Transmission electron microscope results indicated that in group C, there was a high density of lanthanum granules attached to the capillary cavity and microvilli surfaces, the tight junction between epithelial cells was closed and there was no lanthanum granule deposition in the basement membrane or extracapillary mesenchyme (Fig. 4A). The cytoplasm of epithelial cells was complete and the morphology of endoplasmic reticulum and mitochondria was normal (Fig. 4B). In group H, the tight junction among epithelial cells was open and lanthanum granules permeated into the widened tight junction (Fig. 4C). There were lanthanum granules in the extracapillary space and basement membrane, indicating continuous linear distribution. Furthermore, parts of the organelles were swollen (Fig. 4D).

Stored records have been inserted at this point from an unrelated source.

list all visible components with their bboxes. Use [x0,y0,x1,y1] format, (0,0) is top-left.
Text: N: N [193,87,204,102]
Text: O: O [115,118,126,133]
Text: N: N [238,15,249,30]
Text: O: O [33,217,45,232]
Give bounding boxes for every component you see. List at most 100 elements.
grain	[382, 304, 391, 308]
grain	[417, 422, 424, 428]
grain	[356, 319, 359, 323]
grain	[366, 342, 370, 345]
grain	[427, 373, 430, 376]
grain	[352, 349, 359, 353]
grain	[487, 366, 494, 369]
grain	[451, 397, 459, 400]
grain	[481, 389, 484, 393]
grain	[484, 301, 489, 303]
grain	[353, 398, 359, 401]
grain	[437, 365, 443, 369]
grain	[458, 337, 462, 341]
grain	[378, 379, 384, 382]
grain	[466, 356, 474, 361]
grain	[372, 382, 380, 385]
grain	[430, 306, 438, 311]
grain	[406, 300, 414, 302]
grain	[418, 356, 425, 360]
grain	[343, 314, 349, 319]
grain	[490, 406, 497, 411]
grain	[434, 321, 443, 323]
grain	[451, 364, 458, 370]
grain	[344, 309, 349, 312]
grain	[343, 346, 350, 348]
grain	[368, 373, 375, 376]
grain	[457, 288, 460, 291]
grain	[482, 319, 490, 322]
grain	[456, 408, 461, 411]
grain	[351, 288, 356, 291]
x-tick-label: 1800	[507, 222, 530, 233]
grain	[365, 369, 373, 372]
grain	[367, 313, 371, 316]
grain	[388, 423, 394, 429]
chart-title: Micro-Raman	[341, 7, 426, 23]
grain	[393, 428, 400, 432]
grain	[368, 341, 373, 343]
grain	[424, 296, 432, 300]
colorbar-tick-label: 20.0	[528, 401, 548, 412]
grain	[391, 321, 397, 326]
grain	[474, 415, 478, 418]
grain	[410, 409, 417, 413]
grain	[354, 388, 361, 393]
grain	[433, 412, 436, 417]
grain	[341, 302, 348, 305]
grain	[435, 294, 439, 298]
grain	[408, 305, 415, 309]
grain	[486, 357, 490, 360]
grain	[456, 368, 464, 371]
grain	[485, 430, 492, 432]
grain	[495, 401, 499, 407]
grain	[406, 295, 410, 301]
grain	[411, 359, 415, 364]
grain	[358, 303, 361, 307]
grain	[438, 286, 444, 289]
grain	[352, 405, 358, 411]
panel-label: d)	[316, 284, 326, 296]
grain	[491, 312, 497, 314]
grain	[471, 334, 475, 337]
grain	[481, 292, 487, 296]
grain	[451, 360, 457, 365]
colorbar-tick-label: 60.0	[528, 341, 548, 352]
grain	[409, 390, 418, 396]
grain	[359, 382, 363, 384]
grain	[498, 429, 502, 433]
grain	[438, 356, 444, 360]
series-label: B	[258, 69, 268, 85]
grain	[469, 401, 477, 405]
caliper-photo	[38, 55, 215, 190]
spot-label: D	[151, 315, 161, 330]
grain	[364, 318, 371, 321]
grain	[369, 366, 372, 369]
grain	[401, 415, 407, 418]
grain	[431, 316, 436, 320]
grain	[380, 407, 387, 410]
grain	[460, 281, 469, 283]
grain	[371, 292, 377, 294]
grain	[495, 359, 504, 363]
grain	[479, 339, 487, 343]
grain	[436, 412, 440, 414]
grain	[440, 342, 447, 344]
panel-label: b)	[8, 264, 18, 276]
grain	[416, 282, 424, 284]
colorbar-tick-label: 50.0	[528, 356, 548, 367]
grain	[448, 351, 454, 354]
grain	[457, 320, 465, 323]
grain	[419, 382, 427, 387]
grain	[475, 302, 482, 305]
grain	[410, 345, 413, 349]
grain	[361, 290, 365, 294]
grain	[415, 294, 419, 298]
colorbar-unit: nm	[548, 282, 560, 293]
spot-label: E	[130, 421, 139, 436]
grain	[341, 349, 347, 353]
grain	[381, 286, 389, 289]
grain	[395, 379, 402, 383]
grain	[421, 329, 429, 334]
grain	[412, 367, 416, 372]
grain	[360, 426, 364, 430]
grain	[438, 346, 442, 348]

In group C, there were no clearly apoptotic cells in the intestinal epithelium (Fig. 5A), and the TUNEL assay indicated that the apoptotic rate was 3.4±1.1% (data not shown). In group H, there were a large number of apoptotic cells in the intestinal epithelium (Fig. 5B) and the apoptotic rate was 18.7±1.9% (data not shown). The difference in apoptotic rates was statistically significant (P<0.01).

Western blot analysis was used to investigate the expression of occludin (Fig. 6A), and the expression levels were quantified by densitometric analysis (Fig. 6B). Occludin expression was significantly downregulated in group H (0.42±0.011) compared with group C (1.31±0.084; P<0.05) in the tight junction of the epithelium in rats.